I lift my head, eyebrow arched. “I’ve seen your set piece execution; I remember.”

A smile lifts his mouth. “We’re both going to mess up. And that’s scary. But I think it’s okay to be a little scared, maybe it’s even good. It means we know what’s in our hands, how precious it is.” He sets his hand over my chest, his palm warm and heavy. “Our hearts.”

I swallow roughly, jaw clenched, eyes wet. “I’ll keep you safe,” I tell him. “I’ll love you with everything I can.”

“I know. And I’ll keep you safe, too. And I’ll make sure you never doubt what you mean to me. I’ll tell you loud and often, as free as the wind on my skin, the sun and the stars lighting up the sky. I’ll tell you that I love you, your tired legs and your aching back. That I love you when you walk off that field for good and when you step onto it in a new way because you simply can’t walk away from it, not yet, maybe not ever.

“I’ll tell you that I love you when I’m old and you’re older.
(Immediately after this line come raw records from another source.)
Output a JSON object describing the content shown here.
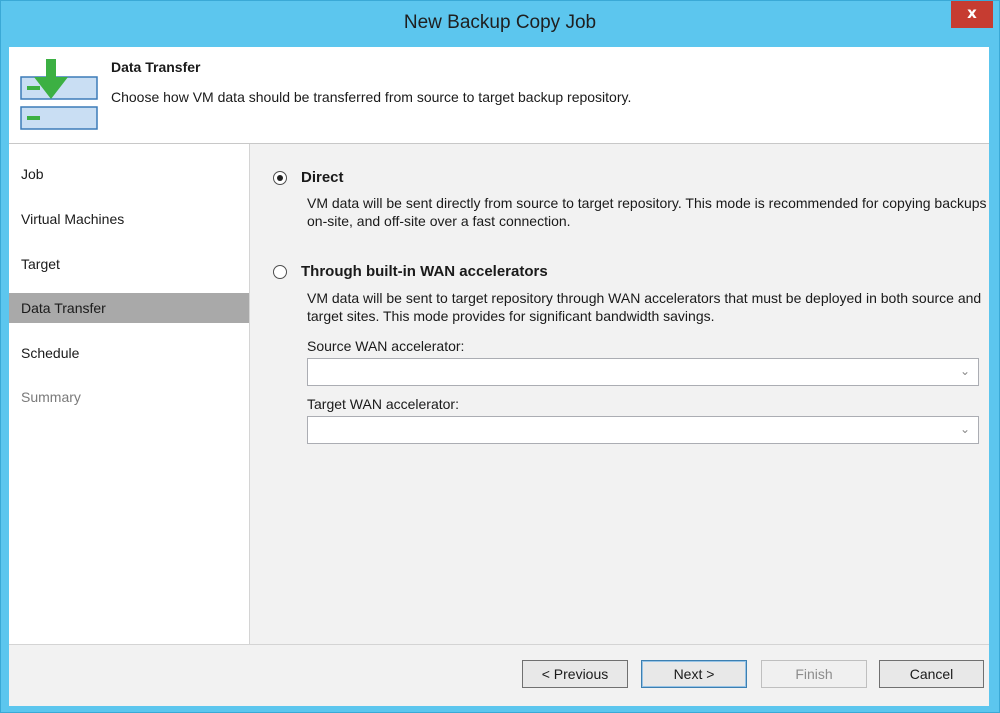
{
  "window": {
    "title": "New Backup Copy Job",
    "close_label": "x"
  },
  "header": {
    "title": "Data Transfer",
    "description": "Choose how VM data should be transferred from source to target backup repository.",
    "icon": "backup-transfer-icon"
  },
  "sidebar": {
    "items": [
      {
        "label": "Job",
        "state": "normal"
      },
      {
        "label": "Virtual Machines",
        "state": "normal"
      },
      {
        "label": "Target",
        "state": "normal"
      },
      {
        "label": "Data Transfer",
        "state": "selected"
      },
      {
        "label": "Schedule",
        "state": "normal"
      },
      {
        "label": "Summary",
        "state": "disabled"
      }
    ]
  },
  "main": {
    "direct": {
      "label": "Direct",
      "checked": true,
      "description": "VM data will be sent directly from source to target repository. This mode is recommended for copying backups on-site, and off-site over a fast connection."
    },
    "wan": {
      "label": "Through built-in WAN accelerators",
      "checked": false,
      "description": "VM data will be sent to target repository through WAN accelerators that must be deployed in both source and target sites. This mode provides for significant bandwidth savings.",
      "source_label": "Source WAN accelerator:",
      "source_value": "",
      "target_label": "Target WAN accelerator:",
      "target_value": ""
    }
  },
  "footer": {
    "previous": "< Previous",
    "next": "Next >",
    "finish": "Finish",
    "cancel": "Cancel"
  },
  "colors": {
    "title_bar": "#5cc6ee",
    "close_button": "#c63c31",
    "selected_nav": "#a9a9a9",
    "accent_green": "#3cb043"
  }
}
That I love how you hate color but you love it on me. That I love how you love the ones most people overlook: the incontinent cats, the lonely grandpas, the curious, chatty kids. I’ll tell you that I love how deeply you love others even when you are afraid to. That I love you for bravely showing me love when you didn’t know what it was, but you knew I needed it, and you needed it, too.